As with so many great studies in science, the original idea for Kikusui’s most recent published study, “Increase of tear volume in dogs after reunion with owners is mediated by oxytocin” was based on an observation — in this case, the teary eyes of his nursing Poodle. In a study exploring the connection between emotions and the production of tears in dogs, he and his fellow researchers came to three important conclusions.
Dogs produce tears when reuniting with their owners after a separation of many hours.
Dogs tear up more when reuniting with their parents than with other humans they know. The amount of tearing up observed during reunions with parents is also more than the amount produced when dogs are just hanging out with their parents at home. The increase in canine tears when people reunite with their dogs suggests an emotional cause of the tears.

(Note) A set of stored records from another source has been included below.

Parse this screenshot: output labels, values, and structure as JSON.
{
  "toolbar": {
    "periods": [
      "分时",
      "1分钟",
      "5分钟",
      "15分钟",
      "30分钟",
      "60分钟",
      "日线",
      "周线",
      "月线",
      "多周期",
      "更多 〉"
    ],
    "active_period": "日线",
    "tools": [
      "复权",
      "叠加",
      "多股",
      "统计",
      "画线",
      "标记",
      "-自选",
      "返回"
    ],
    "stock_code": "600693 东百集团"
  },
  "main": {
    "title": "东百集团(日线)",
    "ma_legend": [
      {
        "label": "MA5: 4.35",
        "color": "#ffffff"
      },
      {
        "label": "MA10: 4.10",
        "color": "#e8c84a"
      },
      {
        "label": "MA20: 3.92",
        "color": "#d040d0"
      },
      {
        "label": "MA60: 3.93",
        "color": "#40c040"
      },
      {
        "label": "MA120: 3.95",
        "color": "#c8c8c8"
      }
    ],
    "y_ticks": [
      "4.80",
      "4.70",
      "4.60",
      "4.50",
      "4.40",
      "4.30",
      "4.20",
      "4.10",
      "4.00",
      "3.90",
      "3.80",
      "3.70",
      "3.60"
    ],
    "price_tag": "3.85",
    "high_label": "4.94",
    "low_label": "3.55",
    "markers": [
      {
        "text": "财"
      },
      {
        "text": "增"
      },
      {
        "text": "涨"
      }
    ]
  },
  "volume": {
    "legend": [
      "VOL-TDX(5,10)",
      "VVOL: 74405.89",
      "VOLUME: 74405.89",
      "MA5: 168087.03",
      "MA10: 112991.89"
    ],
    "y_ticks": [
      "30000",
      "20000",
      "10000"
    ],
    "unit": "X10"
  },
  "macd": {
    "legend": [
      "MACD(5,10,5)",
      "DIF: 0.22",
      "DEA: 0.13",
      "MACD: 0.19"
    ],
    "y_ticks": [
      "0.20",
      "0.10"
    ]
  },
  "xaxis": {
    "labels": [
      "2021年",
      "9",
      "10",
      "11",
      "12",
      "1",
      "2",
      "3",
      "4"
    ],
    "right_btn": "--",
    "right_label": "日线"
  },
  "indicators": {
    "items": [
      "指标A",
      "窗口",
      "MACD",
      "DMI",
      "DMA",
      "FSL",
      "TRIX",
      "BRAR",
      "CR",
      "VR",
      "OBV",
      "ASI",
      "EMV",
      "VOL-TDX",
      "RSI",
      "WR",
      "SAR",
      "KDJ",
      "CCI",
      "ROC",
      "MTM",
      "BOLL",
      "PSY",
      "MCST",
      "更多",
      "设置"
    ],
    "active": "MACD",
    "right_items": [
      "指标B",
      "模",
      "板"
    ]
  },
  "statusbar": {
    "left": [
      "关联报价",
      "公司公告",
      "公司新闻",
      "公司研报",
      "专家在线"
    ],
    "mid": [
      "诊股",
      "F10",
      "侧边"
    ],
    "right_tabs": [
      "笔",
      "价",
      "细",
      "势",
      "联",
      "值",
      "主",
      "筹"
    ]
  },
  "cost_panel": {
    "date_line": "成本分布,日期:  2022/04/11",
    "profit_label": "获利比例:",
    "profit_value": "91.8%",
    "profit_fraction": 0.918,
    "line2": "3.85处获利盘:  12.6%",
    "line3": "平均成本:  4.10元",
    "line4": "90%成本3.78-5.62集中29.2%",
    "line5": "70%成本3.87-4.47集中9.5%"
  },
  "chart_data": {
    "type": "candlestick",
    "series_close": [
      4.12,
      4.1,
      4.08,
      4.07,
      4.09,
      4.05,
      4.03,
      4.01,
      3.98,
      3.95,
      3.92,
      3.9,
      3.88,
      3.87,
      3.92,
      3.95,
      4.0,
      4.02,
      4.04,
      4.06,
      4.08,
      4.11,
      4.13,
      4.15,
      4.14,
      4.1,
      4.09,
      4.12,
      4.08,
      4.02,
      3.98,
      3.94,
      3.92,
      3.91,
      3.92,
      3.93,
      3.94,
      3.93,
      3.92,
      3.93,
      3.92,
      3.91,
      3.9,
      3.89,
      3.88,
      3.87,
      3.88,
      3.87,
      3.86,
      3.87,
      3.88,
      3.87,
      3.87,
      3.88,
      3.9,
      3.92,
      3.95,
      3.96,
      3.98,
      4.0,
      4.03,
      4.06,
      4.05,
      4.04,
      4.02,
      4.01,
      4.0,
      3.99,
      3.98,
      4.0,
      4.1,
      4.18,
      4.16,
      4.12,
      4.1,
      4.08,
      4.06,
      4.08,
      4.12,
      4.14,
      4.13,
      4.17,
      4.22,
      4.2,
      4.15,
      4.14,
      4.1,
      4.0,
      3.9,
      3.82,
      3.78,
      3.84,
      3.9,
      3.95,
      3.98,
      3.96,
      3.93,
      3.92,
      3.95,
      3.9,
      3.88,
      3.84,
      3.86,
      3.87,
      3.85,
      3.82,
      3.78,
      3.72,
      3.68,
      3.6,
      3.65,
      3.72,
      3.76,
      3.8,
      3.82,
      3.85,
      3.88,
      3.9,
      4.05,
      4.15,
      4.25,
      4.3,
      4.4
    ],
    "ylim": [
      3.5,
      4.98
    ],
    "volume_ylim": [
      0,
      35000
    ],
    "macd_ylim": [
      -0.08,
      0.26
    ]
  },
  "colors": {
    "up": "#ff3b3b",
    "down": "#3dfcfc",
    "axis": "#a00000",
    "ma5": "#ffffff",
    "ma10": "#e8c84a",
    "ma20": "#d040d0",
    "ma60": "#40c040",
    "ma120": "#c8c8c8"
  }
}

Emotions both sad and happy (and even those of rage and frustration) can make humans cry. Everybody knows that’s a thing. What makes this new research such a big deal is that it’s the first study showing a connection between emotion and tears in another species.
Although the increased tear production is small, it is noticeable. Kikusui emphasized that it was a difference in visual appearance that prompted his research in the first place: “If the owners are sensitive, they can recognize it. Initially, my female Standard Poodle got pregnant, and she gave milk to the puppies (meaning higher oxytocin secretion), her eyes were shining, and [her] face became cuter; we recognized it and started this experiment.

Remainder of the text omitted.